ストレッチ|Tangoの話であったり なかったり(β版)

ストレッチ

2018年12月 1日

 昔のこと、特に幼少期についてはあまり思い返したりはしないのですが、ストレッチをしているときだけは、勝手に記憶がよみがえります。きっと身体が、どこをどうやったらどのくらいどうなるということを覚えていて、そのために記憶と当時の感覚を呼び起こさせているのでしょう。余談ですが、今にして思えば、あの頃が一番家族がまとまっていたのかも知れませんね。

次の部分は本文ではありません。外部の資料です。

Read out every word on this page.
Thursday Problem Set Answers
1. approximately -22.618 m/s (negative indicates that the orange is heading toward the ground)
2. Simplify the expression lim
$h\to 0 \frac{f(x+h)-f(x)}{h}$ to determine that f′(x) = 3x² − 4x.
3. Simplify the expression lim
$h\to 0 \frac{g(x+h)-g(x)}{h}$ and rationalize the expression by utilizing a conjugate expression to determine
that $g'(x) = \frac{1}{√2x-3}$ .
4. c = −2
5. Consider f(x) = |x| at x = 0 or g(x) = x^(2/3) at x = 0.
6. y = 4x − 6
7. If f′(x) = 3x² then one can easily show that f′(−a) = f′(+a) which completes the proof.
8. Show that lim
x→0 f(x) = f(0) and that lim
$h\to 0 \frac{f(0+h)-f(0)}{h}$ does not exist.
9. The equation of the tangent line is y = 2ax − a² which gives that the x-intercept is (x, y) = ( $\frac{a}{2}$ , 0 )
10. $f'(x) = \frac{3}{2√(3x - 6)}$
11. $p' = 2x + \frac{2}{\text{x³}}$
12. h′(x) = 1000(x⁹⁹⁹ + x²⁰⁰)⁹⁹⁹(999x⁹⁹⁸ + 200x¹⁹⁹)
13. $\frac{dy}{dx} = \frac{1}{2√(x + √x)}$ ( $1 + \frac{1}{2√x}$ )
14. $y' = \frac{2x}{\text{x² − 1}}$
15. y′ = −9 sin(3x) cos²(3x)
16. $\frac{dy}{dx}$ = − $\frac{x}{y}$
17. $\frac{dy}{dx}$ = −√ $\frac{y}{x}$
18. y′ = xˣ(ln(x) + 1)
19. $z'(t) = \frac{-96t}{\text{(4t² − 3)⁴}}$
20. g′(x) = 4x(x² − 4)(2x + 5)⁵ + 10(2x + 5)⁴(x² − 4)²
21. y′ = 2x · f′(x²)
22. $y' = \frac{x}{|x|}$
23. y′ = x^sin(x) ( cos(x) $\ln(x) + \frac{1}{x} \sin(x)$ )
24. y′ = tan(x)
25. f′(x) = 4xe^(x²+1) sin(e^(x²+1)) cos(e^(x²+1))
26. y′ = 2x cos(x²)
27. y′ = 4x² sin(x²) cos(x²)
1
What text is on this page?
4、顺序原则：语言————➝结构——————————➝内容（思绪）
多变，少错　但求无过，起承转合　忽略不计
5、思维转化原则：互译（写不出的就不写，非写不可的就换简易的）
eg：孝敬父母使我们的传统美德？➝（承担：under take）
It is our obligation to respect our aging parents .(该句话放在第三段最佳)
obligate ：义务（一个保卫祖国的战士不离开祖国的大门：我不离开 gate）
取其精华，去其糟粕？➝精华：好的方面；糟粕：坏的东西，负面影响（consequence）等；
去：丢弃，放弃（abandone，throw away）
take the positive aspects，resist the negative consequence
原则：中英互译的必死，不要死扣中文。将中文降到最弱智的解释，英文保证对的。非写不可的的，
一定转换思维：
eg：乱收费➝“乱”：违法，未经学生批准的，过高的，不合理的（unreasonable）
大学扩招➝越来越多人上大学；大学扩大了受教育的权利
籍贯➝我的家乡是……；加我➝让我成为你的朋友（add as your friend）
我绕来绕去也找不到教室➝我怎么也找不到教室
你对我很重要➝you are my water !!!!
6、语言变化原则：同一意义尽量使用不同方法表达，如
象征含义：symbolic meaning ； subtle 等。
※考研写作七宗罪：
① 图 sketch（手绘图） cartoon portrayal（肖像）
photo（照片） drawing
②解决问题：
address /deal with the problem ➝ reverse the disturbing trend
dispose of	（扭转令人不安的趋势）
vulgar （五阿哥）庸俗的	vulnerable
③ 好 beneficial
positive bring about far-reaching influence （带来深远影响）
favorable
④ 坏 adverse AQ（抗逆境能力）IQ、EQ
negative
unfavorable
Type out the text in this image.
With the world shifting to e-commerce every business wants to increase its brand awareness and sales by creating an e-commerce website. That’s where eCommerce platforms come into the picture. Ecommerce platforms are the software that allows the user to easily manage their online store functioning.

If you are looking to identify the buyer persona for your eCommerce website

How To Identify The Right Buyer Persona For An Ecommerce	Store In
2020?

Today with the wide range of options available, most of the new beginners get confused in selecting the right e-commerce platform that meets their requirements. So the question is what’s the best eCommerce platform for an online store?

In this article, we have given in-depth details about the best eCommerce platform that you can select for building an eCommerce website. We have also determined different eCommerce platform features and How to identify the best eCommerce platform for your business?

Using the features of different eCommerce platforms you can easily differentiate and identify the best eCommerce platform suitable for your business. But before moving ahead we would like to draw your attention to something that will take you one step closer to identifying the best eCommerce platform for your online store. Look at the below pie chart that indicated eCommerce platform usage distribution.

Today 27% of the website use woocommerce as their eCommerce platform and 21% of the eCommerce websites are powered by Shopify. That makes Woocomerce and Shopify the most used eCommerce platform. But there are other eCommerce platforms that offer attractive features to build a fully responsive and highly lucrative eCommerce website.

 なので出来なかったことが徐々にできていく......というのではなく、少しずつ取り戻していっている感じ。どう頑張ってもあの頃の身体能力に届くわけもないのですが、ほんのわずかでも結果が伴ってくると嬉しいものです。タンゴにおいてもおんなじで、今もエクササイズをすれば必ず幾つかの発見があり、そこに喜びを感じています。

 そういえば、僕にとってストレッチとは、ずっと準備運動という位置付けでしかなかったのですが、最近は自分の中でだいぶ意味合いが変わってきていることに気付きました。もっとヨガに近い感じ。あまり意識したことはなかったのですが、「腰が痛い」とおっしゃる生徒さんにプライベートレッスンの際、ストレッチ中心の指導をしていたら、自分でも驚くほど論理的に説明できていたもので......(笑)

 タンゴとストレッチの関係は重要です。身体が柔らかいかどうかではなく、どの部分を始点にどのようにアプローチしていくかを頭ではなく身体に覚えさせたり精神を安定させたりする意味において。ある程度年齢がいっている場合、ぐいぐい勢いをつけて筋を伸ばすとバチン! と切れる可能性があり、その発想でタンゴを踊ると相手に怪我を負わせかねません。また、誰しも身体のどこかに問題を抱えていて、理屈ではわかっていても理想的な動きが取れない場合の最善の代案も見えてきます。よく「最近タンゴの成長が止まっちゃった......」という話を聞きますが、今の器ではいっぱいでも器を大きくすればまだ入るし、角度を変えたら隙間が見つかったりして、答えは意外と身近なところにあるような気が致します。